William Spurstowe, one of the Westminster Divines, wrote on various topics on which to meditate over his life time. This quote comes from some of the mysteries one encounters in the Bible. The subject matter of meditation from which this quote came is “On the Bible.”
Was it ever heard, that he who was the maker of all things, was made of a Woman? That the Ancient of days was not an hour old? That Eternal life began to live? That he, to whose nature incomprehensibility does belong, should be enclosed in the narrow limits of the womb?
 William Spurstowe, The Spiritual Chymist: or, Six Decades of Divine Meditations on Several Subjects (London, 1666), 166.
Isaiah 65:24, “And it shall come to pass that before they call I will answer, and while they are yet speaking I will hear.”
In the very act of praying, the answer came forth; yea, the answer sometimes antedates our asking, and the grant comes before the petition. The giving out of the answer may be deferred, but the answer is not deferred. We may be heard, and heard graciously, and yet, not presently receive the thing we ask; but every prayer is heard and laid up as soon as put up; he hangs it upon the file, he has it safe by him. Prayer receives an answer in heaven, as soon as spoken upon earth, though the answer be not returned to us on earth. God sleeps not at the prayer of those who are awake in prayer.
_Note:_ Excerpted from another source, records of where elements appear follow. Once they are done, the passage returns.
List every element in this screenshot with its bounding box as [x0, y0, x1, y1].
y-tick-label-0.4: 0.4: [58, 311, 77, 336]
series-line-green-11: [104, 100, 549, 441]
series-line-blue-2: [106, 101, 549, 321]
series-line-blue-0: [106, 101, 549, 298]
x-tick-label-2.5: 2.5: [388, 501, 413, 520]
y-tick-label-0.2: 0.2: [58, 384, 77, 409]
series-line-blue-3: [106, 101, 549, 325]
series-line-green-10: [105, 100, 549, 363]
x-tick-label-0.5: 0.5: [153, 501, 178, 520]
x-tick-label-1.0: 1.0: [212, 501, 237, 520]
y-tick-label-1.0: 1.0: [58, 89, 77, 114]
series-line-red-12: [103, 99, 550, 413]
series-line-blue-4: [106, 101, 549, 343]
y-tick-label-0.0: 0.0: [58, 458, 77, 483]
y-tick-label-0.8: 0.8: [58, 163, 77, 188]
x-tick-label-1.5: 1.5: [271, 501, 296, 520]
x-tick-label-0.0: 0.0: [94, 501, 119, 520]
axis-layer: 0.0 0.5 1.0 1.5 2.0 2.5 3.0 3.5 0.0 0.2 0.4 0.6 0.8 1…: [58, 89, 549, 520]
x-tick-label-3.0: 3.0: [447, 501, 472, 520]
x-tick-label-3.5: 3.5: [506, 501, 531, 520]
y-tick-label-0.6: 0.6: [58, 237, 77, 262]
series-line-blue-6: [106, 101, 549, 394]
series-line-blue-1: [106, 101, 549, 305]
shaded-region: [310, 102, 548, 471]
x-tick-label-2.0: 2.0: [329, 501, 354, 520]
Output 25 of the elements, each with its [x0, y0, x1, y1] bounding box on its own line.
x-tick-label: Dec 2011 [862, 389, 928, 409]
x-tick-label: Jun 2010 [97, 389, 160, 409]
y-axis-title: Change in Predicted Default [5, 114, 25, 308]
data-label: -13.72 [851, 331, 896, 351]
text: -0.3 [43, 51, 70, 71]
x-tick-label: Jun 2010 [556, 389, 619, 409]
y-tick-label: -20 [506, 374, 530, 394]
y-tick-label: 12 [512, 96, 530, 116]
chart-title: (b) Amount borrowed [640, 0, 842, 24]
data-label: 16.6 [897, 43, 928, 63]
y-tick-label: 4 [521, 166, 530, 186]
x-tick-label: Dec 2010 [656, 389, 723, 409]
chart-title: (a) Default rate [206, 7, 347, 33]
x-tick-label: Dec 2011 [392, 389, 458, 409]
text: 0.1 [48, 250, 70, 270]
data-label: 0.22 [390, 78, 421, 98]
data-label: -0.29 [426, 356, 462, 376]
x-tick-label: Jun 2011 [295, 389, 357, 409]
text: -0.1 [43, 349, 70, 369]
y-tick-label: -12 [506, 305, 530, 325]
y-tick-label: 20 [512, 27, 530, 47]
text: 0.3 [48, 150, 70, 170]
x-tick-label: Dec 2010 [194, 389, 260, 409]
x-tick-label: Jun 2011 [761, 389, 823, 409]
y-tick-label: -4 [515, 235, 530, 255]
 Joseph Caryl, Bible Thoughts (Morgan, PA: Soli Deo Gloria, 1995), 110. This wonderful book was originally published in the Nineteenth Century and republished by Don Kistler. The book presents selections from Caryl’s twelve volume expositions on Job, his magnum opus. Joseph Caryl was one of the Westminster Assembly divines. Each selection expounds a passage of Scripture which the editor arranged in its canonical order. Unfortunately, the original work never cited the volume from which these selections came.
I intend to upload small and large quotes and passages from some of the Westminster Divines I have been reading of late. I have been reading them to write a commentary on the Larger Catechism so many of the selections might cover similar themes and theological topics taught in the Larger Catechism.
I will also cite the references from which the quotes are taken and at times make comments upon their thoughts. Their profound insights into various theological and practical issues unrelated to the Larger Catechism need to communicated. It should not surprise us to learn that their writings always edify and stir the souls of the readers. For that reason, I endeavor to make them available.
I personally own some of their works but the vast majority of them come from online resources. Readers can easily find them online. Where possible, I will try to cite the original sources than reprints.